Suppose I have a string vector:
假设有一个弦向量
header = c("2012 Chevrolet Camaro SS",
"2013 Chevrolet Equinox LT",
"2013 Nissan Altima 2.5 SV",
"2009 Infiniti M35x X")
and a list of car makers
还有汽车制造商的名单
maker.list = c("Chevrolet", "Nissan", "Infiniti")

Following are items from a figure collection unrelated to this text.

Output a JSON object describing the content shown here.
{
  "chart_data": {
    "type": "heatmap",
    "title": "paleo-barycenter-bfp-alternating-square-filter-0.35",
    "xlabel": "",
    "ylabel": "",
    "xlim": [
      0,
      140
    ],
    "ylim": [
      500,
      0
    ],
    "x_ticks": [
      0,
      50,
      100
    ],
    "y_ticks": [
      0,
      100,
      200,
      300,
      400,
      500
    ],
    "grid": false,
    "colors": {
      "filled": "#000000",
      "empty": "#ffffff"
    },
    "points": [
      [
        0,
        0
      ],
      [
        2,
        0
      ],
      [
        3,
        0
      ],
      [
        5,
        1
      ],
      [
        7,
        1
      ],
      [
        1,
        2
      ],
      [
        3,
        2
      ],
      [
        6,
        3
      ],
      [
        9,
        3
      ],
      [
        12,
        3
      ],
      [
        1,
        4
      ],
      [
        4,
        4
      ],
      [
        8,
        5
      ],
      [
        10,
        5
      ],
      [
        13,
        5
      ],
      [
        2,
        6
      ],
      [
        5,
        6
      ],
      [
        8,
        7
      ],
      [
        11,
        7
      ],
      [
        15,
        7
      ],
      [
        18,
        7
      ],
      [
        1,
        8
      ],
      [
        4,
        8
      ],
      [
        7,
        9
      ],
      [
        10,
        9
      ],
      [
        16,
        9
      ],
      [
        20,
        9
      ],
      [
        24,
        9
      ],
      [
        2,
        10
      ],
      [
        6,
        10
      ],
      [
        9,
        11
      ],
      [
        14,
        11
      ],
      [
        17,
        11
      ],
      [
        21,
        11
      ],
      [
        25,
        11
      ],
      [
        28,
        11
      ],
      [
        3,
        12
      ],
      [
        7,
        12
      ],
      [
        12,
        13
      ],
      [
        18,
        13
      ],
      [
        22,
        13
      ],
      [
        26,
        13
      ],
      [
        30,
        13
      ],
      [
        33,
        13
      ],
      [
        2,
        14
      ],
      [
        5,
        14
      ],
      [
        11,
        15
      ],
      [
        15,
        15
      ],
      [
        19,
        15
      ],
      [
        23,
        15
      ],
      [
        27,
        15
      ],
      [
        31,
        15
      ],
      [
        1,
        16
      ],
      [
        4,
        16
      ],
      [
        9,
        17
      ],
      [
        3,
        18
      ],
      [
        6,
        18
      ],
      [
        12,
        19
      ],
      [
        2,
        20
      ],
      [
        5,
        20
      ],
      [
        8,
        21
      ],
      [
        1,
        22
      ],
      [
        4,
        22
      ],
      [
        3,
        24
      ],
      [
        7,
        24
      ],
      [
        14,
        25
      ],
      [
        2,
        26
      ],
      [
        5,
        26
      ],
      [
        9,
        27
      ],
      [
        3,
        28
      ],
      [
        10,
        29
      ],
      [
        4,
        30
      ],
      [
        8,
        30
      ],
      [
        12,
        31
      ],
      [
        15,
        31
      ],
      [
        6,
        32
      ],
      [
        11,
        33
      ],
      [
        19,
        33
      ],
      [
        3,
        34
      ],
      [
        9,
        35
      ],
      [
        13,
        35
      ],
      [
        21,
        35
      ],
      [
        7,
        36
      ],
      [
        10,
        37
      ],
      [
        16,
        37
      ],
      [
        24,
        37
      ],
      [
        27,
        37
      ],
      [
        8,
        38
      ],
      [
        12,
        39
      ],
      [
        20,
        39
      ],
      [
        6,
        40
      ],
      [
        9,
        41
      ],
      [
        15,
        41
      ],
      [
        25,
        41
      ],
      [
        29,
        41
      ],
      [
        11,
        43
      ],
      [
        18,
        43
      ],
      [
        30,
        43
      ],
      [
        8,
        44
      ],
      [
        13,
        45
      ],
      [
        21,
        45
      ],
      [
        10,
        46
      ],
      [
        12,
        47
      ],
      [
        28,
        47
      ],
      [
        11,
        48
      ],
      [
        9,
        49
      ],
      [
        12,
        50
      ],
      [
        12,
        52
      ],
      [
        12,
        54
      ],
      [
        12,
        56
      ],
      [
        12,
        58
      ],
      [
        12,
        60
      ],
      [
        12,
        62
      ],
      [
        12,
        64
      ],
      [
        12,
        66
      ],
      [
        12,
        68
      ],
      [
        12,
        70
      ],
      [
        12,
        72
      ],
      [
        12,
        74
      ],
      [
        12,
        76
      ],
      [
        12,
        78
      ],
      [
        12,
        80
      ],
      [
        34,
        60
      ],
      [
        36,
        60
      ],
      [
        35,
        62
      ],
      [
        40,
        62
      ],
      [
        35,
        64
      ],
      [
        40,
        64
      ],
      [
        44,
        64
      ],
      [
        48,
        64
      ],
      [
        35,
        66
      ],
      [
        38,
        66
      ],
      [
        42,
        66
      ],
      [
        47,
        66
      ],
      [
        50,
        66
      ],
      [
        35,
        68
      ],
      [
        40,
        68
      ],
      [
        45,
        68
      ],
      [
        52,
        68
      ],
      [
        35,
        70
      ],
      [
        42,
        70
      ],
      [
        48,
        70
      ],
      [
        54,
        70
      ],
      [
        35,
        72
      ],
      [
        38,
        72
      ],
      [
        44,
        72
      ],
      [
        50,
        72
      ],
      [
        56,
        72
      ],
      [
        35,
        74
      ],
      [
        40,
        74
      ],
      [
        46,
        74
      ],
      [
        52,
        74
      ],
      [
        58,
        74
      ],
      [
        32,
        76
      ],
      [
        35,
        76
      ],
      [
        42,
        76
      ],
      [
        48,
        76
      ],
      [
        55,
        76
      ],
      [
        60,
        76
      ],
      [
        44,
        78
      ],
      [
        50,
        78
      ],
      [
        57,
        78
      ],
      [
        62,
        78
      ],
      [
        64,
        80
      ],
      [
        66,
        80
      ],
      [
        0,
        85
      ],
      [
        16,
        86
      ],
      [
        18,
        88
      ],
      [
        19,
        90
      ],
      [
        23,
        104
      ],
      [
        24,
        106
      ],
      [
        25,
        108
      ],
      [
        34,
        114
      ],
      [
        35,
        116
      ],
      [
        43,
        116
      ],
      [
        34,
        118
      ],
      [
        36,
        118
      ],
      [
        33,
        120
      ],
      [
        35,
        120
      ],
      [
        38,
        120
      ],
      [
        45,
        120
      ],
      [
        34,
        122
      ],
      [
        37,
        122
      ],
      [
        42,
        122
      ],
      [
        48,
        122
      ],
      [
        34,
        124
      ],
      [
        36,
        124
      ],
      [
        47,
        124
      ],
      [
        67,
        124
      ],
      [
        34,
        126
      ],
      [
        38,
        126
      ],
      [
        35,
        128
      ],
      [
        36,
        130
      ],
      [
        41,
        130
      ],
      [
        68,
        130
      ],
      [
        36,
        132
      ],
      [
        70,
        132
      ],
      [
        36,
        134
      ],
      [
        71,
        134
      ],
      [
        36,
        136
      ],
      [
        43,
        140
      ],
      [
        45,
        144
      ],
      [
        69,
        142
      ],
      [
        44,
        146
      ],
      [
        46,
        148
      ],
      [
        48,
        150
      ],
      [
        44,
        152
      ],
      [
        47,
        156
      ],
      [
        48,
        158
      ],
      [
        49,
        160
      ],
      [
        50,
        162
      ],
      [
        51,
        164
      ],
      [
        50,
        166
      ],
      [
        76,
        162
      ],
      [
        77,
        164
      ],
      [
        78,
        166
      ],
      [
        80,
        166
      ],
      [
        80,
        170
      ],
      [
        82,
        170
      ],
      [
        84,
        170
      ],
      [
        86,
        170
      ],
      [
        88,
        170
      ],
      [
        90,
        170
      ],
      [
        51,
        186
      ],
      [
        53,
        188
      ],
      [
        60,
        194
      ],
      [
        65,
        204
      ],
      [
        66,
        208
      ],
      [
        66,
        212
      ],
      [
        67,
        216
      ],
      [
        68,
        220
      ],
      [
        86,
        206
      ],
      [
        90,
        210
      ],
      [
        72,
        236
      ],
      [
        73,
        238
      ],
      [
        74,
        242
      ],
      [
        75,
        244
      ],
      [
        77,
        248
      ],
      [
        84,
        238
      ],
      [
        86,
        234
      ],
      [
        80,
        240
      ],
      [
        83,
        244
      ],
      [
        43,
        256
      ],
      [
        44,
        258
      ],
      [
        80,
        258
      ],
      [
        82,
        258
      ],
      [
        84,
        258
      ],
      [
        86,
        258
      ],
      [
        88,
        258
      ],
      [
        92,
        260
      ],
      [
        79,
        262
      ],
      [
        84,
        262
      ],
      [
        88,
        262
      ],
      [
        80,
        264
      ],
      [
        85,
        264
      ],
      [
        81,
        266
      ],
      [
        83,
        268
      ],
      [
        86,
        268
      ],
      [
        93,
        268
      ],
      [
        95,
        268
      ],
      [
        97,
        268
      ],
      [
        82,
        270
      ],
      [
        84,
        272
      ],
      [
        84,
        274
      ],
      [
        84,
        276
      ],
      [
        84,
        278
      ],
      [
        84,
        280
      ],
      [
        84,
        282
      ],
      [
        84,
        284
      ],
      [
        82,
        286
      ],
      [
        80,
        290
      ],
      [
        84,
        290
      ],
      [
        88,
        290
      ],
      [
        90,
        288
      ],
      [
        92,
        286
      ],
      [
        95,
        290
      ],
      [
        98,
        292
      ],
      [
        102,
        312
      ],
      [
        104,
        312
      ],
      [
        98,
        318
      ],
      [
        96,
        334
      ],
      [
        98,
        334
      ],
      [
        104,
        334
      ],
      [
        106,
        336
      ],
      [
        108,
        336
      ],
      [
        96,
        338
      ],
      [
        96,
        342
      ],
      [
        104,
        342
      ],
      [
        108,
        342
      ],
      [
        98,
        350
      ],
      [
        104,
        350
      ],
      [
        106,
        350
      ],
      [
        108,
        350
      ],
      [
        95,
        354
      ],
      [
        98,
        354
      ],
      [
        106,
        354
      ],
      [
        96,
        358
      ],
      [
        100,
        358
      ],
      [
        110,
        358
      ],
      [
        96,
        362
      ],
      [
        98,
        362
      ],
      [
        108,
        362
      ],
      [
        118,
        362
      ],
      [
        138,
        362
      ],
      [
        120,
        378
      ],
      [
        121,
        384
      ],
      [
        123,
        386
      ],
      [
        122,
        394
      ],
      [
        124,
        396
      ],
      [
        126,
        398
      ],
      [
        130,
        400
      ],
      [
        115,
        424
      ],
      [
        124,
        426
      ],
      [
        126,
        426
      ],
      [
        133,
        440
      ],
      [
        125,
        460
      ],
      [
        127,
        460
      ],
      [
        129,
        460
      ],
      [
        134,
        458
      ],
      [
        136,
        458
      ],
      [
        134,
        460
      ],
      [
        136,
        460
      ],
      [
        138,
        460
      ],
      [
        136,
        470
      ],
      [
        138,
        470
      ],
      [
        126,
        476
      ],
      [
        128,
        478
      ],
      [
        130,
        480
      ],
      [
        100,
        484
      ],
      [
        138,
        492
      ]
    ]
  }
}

I want to use agrep() to return the index of where the car maker appears in each element in the header. I want it to return
我想使用agrep()返回标题中每个元素中汽车制造商出现的位置的索引。我想让它回来。
idx = c(2, 2, 2, 2) #the makers' name occurs at the 2nd position of each element
Since the pattern is string list, I am thinking to use mapply or lapply to loop it over. Or maybe use r command to change the maker names to a regular expression like
由于模式是字符串列表,我正在考虑使用mapply或lapply对它进行循环。或者可以使用r命令将maker名称更改为正则表达式,比如
regexp = "Chevrolet|Nissan|Infiniti"
So far I have:
到目前为止我有:
idx = lapply(maker.list, function(permaker){
match.result = agrep(permaker, header, max.distance = 1)
return (match.result)
})
This obviously does not work... Any ideas?
这显然行不通……什么好主意吗?
-----------------------------update-------------------------------- I tried one of the solution below and something strange happened.
- - - - - - - - - - - - - - - - - - - - - - - - - - - - - - update - - - - - - - - - - - - - - - - - - - - - - - - - - - - - - - - - -我试着下面的解决方案之一,奇怪的事情发生了。
maker.list1 = c("zap", "ford")
lapply(maker.list1, agrep, c("2011" ,"Ford", "Escape"), max.distance = 1, ignore.case = TRUE)
the result is
结果是
[[1]]
[1] 3
[[2]]
[1] 2
which saying both matches, this makes no sense to me, am I missing something? ps: In my actual case, I have about 70 car makers and over 4k headers.
两种说法都对,这对我来说毫无意义,我是不是漏掉了什么?ps:在我的实际案例中,我有大约70家汽车制造商和超过4k的机身。
1 个解决方案
#1
2
strsplit
each item in your header
by spaces and then run agrep
through each one:
将每个项目在你的头中按空格分开,然后在每个项目中运行协议:
sapply(strsplit(header, "\\s+"), function(H) unlist(lapply(maker.list, agrep, H)) )
#[1] 2 2 2 2
If you get multiple hits for any case you will get a list
instead of a vector as the result.
如果你在任何情况下得到多次命中,你会得到一个列表而不是一个向量。
#1
2
strsplit
each item in your header
by spaces and then run agrep
through each one:
将每个项目在你的头中按空格分开,然后在每个项目中运行协议:
sapply(strsplit(header, "\\s+"), function(H) unlist(lapply(maker.list, agrep, H)) )
#[1] 2 2 2 2
If you get multiple hits for any case you will get a list
instead of a vector as the result.
如果你在任何情况下得到多次命中,你会得到一个列表而不是一个向量。